The third key point is identification of data controller and processor. ‘Controller’ means the natural or legal person or organization which, alone or jointly with others, determines the purposes and means of the processing of personal data. “Processor’ means a natural or legal person or organization which processes personal data on behalf of the controller. The separation of roles will help in assigning clear responsibility and liability to clients and their agencies.

The fourth important factor is an enhanced set of obligations for data controller/processor. Let us look at some of the key obligations in the regulation:

  • Data protection officer: where core activities require processing data regularly and on a large scale, a data protection officer needs to be appointed
  • Data protection by design and by default: implement appropriate technical and organizational measures to implement data protection principles and to ensure processing of only that personal data which is necessary for each specific purpose
  • Record of processing activities: each controller has to maintain a record of processing activities under its responsibilities for example, purpose of processing, category of data subject and personal data, time limit for use etc.
  • Security: implement appropriate measures to ensure a level of security appropriate to the risk like pseudonymization, encryption, regular testing of technical measures etc.
  • Data breach: obligation to inform supervisory authority of any data breach within 72 hours of becoming aware of it.

Its quite clear that accumulation of more and more personal data is not just an asset anymore but it is a responsibility too. Companies are responsible for demonstrating that consent was given. For any marketing activity, a system needs to be devised to record consent. Organisations can only collect data that is adequate, relevant and limited to the intended purpose of collection. Marketers now need to think of the minimum amount of data that can accomplish the task. Apps that ask for full Facebook profile data will face problems. Personal data may only be collected for a specific purpose and may not be used for any new, incompatible purposes. If a company thinks of a new way to use pre-existing data, they need to take fresh approval from the data subject. There is now a limit on the time period for the use of data. So appropriate measures need to be devised to dispose of data after the use period or to get fresh consent.

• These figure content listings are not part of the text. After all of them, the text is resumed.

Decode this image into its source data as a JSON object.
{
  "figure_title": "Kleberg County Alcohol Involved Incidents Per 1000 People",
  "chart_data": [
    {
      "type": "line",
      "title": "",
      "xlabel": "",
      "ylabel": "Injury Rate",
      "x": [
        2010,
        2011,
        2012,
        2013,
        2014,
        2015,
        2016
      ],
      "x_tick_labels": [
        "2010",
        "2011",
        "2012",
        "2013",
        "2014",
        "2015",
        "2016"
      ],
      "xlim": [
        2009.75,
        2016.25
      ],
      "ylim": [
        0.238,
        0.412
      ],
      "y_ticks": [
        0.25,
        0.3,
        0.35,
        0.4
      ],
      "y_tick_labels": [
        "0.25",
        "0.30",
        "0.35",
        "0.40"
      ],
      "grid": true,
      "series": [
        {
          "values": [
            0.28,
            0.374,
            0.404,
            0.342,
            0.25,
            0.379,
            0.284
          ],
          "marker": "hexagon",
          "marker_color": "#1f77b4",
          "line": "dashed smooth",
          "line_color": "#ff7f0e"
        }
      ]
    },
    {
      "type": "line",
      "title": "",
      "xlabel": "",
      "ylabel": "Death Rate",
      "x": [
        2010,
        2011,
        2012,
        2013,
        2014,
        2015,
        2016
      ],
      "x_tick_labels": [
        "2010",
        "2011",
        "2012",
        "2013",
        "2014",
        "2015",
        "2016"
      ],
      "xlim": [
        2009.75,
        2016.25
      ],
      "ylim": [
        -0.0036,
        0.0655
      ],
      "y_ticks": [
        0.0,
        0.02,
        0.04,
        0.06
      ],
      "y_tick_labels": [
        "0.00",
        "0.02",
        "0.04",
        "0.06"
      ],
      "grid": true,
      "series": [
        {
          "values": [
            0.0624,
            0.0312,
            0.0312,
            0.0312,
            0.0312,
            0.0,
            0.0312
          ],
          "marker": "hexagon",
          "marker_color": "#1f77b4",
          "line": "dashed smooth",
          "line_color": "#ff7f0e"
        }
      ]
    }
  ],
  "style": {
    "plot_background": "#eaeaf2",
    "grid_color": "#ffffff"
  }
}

The first step for any organization is to understand the various kinds of data they are accumulating, how and where it is stored in the company, how data is processed and how does it flow within and out of the organization. This will be a lot of work for some companies in the short term but a necessary exercise that might have unintended benefits for companies like improving the value that a company and its consumers get from data. It is important to make somebody responsible for driving it internally and ensuring that this new thinking is embedded into every aspect of business in the form of changes to systems, processes and resources required.